Whether you love it or hate it, social networking sites such as Facebook and Twitter have seeped into our daily lives.  People check their profiles multiple times during the day.  Statuses are updated on an hourly basis via one’s computer or phone.  People often look up people who they have just met, or may meet in the near future, to get a sense of the individual.

Therefore, why should it be left out of the courtroom?  After all, is it not in the best interest of our justice system to have the most capable, unbiased, and prudent people on a jury?  Facebook and Twitter allow for lawyers to get an idea of prospective jurors, which can better help them choose suitable individuals.

Many people are objecting to the use of Facebook and Twitter by lawyers during jury selection because they claim it is an invasion of their privacy.  However, if privacy is defined as being able to seclude oneself from public view, merely joining Facebook and Twitter allows others to invade our privacy.  By joining these sites, a person allows their information to be online, available to others.

Now of course, there are privacy settings, but people have found ways around them; hence the constant updates to the privacy policies of these sites. Therefore, a person cannot accuse another of invading their privacy when they themselves have made their information public.

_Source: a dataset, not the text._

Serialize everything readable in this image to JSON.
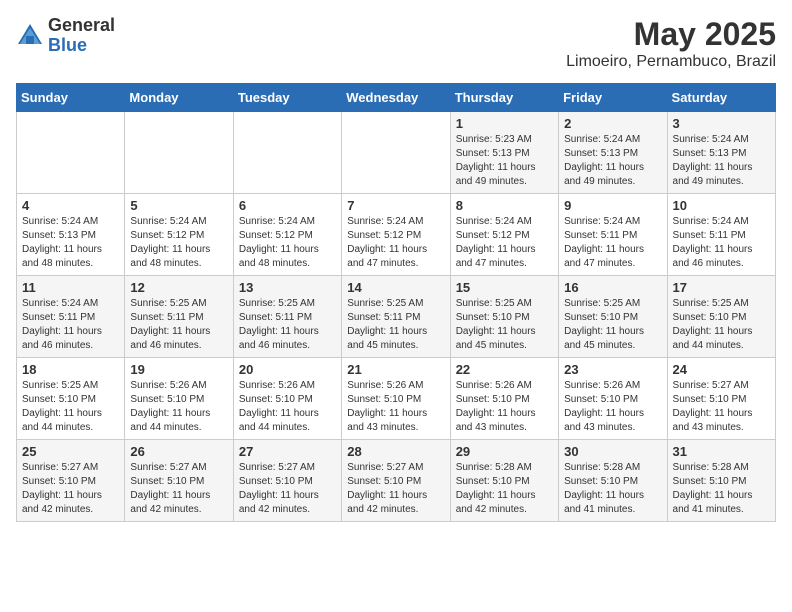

Rather than a random person reading your profile, a lawyer may do so to get a sense about you.  However, the lawyer is not invading your privacy because you voluntarily put the information out there.  Since Facebook and Twitter have made us all accessible to anyone and everyone all over the world, it is unreasonable for us to believe that we can control how our information is being used.  Rather than complain about these uses, we need to remind ourselves that social networking sites carry with them the price of sacrificing some of our privacy.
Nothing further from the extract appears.